First lines are the mules of literature these days—they do the heaviest lifting in a given book, needing to “hook” the reader into reading more. Writers, I’ve been told, need to show the characters, the overall context for the story, at least a glimpse of the story’s novelty, and the conflict that will drive the plot. That’s a ton of work for the start line of any marathon. Come to think of it, real starting lines only mark a space. First sentences in fiction mark well more than the small area they occupy. Blog after writing blog expresses concern for writers who send in the first several pages of their manuscript—are there enough motivators for readers right at the outset? One conference I attended had a “first page review” with a panel of agents and editors, and more often than not, the industry experts laughed at the submissions presented to them. Surely there were a few ugly dogs among the contenders, but even so, one mere sentence that is supposed to stand above all others is a precariously high bar, and it’s something that feels (to me) less about art or creative integrity to the piece, and much more about marketing standards and focus group data. Consider the following first sentences:
- Call me Ishmael.
- It was like so, but wasn’t.
- All this happened, more or less.
Yes, I picked openings that set up the narrator (Moby Dick, Galatea 2.2, and Slaughterhouse-Five, respectively). Do they say enough as a discrete sentence? I may be a more generous reader than average, but I’m willing to stick with a text past the first 50-300 characters or 5-30 words. (Robinson Crusoe starts off with a 50+ sentence, by the way.) Some ideas may work better with a little set up and delivery. Consider:
Into the face of the young man who sat on the terrace of the Hotel Magnifique at Cannes there had crept a look of furtive shame, the shifty, hangdog look which announces that an Englishman is about to talk French. —Opening to The Luck of the Bodkins, by PG Wodehouse
Narrator, tone, level of eloquence, this sentence also reveals that the novel is in third person, the setting, and what action is about to occur. Post World War II, writers played with these assumptions about literary constructions, because I don’t know, maybe people got tired of Bloomsday parties.

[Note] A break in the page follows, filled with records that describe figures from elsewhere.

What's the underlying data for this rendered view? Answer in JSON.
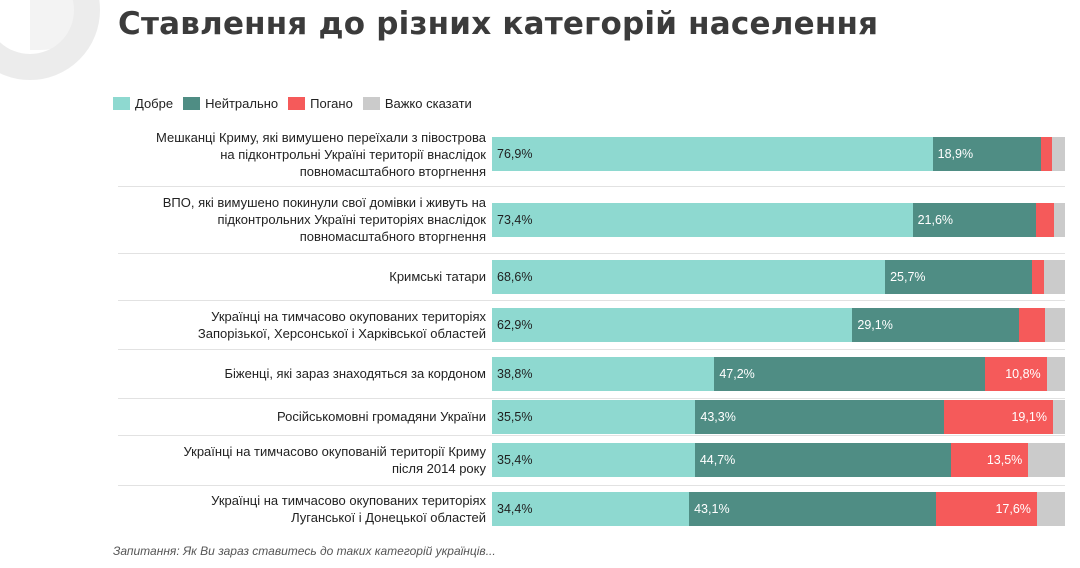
{
  "title": "Ставлення до різних категорій населення",
  "footnote": "Запитання: Як Ви зараз ставитесь до таких категорій українців...",
  "colors": {
    "good": "#8ed9d0",
    "neutral": "#4f8d84",
    "bad": "#f55a5a",
    "hard": "#cbcbcb"
  },
  "chart_data": {
    "type": "bar",
    "orientation": "horizontal",
    "stacked": true,
    "title": "Ставлення до різних категорій населення",
    "legend": [
      "Добре",
      "Нейтрально",
      "Погано",
      "Важко сказати"
    ],
    "legend_position": "top-left",
    "categories": [
      [
        "Мешканці Криму, які вимушено переїхали з півострова",
        "на підконтрольні Україні території внаслідок",
        "повномасштабного вторгнення"
      ],
      [
        "ВПО, які вимушено покинули свої домівки і живуть на",
        "підконтрольних Україні територіях внаслідок",
        "повномасштабного вторгнення"
      ],
      [
        "Кримські татари"
      ],
      [
        "Українці на тимчасово окупованих територіях",
        "Запорізької, Херсонської і Харківської областей"
      ],
      [
        "Біженці, які зараз знаходяться за кордоном"
      ],
      [
        "Російськомовні громадяни України"
      ],
      [
        "Українці на тимчасово окупованій території Криму",
        "після 2014 року"
      ],
      [
        "Українці на тимчасово окупованих територіях",
        "Луганської і Донецької областей"
      ]
    ],
    "series": [
      {
        "name": "Добре",
        "key": "good",
        "values": [
          76.9,
          73.4,
          68.6,
          62.9,
          38.8,
          35.5,
          35.4,
          34.4
        ],
        "labels": [
          "76,9%",
          "73,4%",
          "68,6%",
          "62,9%",
          "38,8%",
          "35,5%",
          "35,4%",
          "34,4%"
        ]
      },
      {
        "name": "Нейтрально",
        "key": "neutral",
        "values": [
          18.9,
          21.6,
          25.7,
          29.1,
          47.2,
          43.3,
          44.7,
          43.1
        ],
        "labels": [
          "18,9%",
          "21,6%",
          "25,7%",
          "29,1%",
          "47,2%",
          "43,3%",
          "44,7%",
          "43,1%"
        ]
      },
      {
        "name": "Погано",
        "key": "bad",
        "values": [
          2.0,
          3.0,
          2.0,
          4.5,
          10.8,
          19.1,
          13.5,
          17.6
        ],
        "labels": [
          "",
          "",
          "",
          "",
          "10,8%",
          "19,1%",
          "13,5%",
          "17,6%"
        ]
      },
      {
        "name": "Важко сказати",
        "key": "hard",
        "values": [
          2.2,
          2.0,
          3.7,
          3.5,
          3.2,
          2.1,
          6.4,
          4.9
        ],
        "labels": [
          "",
          "",
          "",
          "",
          "",
          "",
          "",
          ""
        ]
      }
    ],
    "xlim": [
      0,
      100
    ]
  }
}
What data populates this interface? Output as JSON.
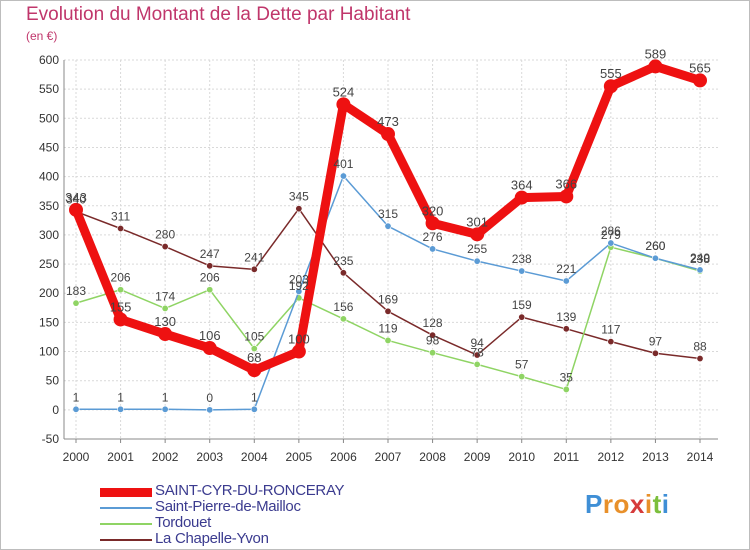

But first lines are often asked to do even more than this in contemporary literature and fiction. They should show the conflict hook, or the main character’s most compelling trait, or hit readers with big emotion, in addition to all of the aspects presented in the example from Wodehouse. Often this means that there is no room for the simple sentence as the starting line.
Of course books are longer than one line. Most stories are too, Hemingway’s famous six-word story aside. Second, third, and fourth lines are critical to supporting the opening and leading more detail to the very start of the work. But thinking about what I’ve heard from editors and agents and published authors, the preponderance of interest is formed in the first dozen words, and if the audience’s attention isn’t captured then, the writer may lose them altogether. How does this sentiment or requirement affect today’s writing? We start stories with bullets, explosions, family deaths, other huge moments that are supposed to help these hooks coalesce into interest for readers. To me, it borders on formulaic, and heck, I write in-action first sentences, too, because I really want my work to get past the necessary hurdles that publishing industry professionals set out for writers. I understand that there are whole oceans of awful prose out there, from sentence number 1 to the end of a tale. Such ideas about good writing help overworked agents and editors get through their bloated in boxes. Also, if a writer is worth her salt, these are not impediments for her, as she can craft an opening that will be interesting, true to the work, and capable of including every hook and interest point needed.
And still, I think it would better fiction overall if we moved away from asking our first lines to perform such service to our stories. Yes, they should add to the story, but then again, every single sentence needs to meet that minimum bar. I just want room for the next generation of Vonneguts, Joann Russes, LeGuins, and Carvers to start stories how they think is best, now how they think an agent will think is best.